The ability to nurture an idea from seed to impact requires the business equivalent of a green thumb. To that end, American real estate company Coldwell Banker Richard Ellis (CBRE) just ranked Vancouver as the eighth best talent market in the world in a recent tech talent scoring report.
To contribute to the city’s rise as a global leader in innovation, Deloitte Canada’s new office downtown, the Deloitte Summit, will be home to a Greenhouse, which serves as a hub for tech companies from around the world to collaborate, innovate and accelerate.
“Twenty years ago, unicorns were rare,” says Jamie Sawchuk, Deloitte’s Greenhouse sponsor in B.C. “Now, unicorns are popping up all over the place and can go from a good idea to a unicorn in a matter of months, not even years…what the Greenhouse allows you to do is bring a diverse leadership group together, and then one day, explore a topic and quickly align on a course of action.”

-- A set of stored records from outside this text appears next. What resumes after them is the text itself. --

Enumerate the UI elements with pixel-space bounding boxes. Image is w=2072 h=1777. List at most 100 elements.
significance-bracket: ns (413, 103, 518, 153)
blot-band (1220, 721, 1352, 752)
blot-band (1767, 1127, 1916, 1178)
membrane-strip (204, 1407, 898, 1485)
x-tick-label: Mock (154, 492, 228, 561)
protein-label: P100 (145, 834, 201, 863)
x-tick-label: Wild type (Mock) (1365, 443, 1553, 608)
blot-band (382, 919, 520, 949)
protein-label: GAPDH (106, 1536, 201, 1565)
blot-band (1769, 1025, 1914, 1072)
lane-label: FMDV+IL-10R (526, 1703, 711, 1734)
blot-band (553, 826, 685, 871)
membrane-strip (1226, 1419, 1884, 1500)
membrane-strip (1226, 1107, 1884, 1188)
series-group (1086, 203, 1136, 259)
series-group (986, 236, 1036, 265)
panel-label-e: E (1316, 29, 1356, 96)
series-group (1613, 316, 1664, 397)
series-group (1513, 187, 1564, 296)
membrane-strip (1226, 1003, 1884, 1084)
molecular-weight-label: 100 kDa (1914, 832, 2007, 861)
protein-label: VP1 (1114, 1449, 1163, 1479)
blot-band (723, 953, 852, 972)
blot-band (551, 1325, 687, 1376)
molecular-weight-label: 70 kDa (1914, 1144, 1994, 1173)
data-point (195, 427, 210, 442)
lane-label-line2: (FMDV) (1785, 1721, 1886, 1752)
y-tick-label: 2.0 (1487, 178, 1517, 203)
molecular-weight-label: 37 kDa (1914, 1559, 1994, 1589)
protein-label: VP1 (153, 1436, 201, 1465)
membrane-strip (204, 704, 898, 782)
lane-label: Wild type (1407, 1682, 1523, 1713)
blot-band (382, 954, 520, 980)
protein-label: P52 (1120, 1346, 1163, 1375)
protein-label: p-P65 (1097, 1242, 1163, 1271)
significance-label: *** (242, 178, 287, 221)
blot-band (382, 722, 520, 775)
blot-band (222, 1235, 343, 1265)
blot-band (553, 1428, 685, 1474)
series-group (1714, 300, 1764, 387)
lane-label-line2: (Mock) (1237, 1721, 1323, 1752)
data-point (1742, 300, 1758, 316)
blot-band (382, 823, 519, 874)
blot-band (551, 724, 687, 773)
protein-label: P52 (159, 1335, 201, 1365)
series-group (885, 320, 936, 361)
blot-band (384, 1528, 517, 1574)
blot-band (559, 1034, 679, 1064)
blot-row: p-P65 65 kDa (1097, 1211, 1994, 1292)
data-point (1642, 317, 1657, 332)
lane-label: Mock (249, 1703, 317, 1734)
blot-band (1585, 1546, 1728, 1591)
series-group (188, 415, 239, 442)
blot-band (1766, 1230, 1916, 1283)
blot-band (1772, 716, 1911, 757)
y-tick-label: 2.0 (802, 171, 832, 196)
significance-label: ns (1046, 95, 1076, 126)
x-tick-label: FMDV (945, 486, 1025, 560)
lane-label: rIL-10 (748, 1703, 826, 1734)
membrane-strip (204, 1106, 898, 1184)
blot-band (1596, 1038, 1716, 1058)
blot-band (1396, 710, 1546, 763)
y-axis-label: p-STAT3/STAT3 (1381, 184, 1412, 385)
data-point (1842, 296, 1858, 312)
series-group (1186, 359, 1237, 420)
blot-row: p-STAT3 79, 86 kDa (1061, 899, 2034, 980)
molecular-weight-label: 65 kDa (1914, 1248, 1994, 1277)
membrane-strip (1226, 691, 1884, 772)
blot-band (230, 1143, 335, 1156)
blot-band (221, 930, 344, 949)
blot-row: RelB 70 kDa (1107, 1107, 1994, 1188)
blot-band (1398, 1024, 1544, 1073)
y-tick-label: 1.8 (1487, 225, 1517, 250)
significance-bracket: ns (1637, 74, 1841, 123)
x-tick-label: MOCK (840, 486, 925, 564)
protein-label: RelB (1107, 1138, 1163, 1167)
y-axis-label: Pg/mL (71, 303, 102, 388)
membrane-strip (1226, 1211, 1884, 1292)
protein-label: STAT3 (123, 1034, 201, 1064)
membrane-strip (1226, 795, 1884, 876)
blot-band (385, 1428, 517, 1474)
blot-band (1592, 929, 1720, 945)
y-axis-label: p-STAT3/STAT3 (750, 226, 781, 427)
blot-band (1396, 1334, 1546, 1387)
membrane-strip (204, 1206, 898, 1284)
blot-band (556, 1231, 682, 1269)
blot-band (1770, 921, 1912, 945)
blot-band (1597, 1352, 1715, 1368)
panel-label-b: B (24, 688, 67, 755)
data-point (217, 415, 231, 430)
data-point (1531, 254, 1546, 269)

The Toronto-based business consulting firm actually hosted a pop-up Greenhouse in Vancouver some five years ago, which established the need for a full-fledged centre dedicated to fanning the flames of local initiatives.
“Whether it’s AR/VR, whether it’s a new SaaS solution, whether it’s a new way to do banking, a new way to do identity management, social media… B.C.’s amazing in terms of finding ways to make energy and resources more sustainable, and bringing some of those technologies in,” maintains Erica Pretorius, who is Deloitte Canada’s technology industry leader and risk advisory leader for B.C.
The company has been encouraging collaborative breakthroughs for some time now. Recently, a B.C. group interested in finding a housing affordability and food security solution was able to decide on an action plan and get it funded after going to a Greenhouse to incubate the idea.
“A one day initiative is now a multimillion dollar program,” says Sawchuk.
Deloitte drew further inspiration from the fact that a Greenhouse in B.C. would be an opportunity to connect local innovators to Greenhouses in, for example, the U.S. or Europe, through its virtual experience. “You can bring people from different regions together faster,” Sawchuk notes. “It also allows us to fuse urban perspectives, rural perspectives and remote perspectives. And it’s the collision of those different regions and those different perspectives that create some ingenuity in the context of British Columbia.”
To sweeten the deal, our province’s particular focus on climate sustainability and social responsibility is key to the way new technologies are emerging nowadays. Business leaders are looking for safe spaces to get creative and move those types of agendas forward, according to Sawchuk.
“It’s interesting—you’re bringing executives into this context. All of a sudden, you bring out the inner kid in the executive. And when you get that inner kid, you get the creativity. And when you get the creativity, then you’re on the right path.”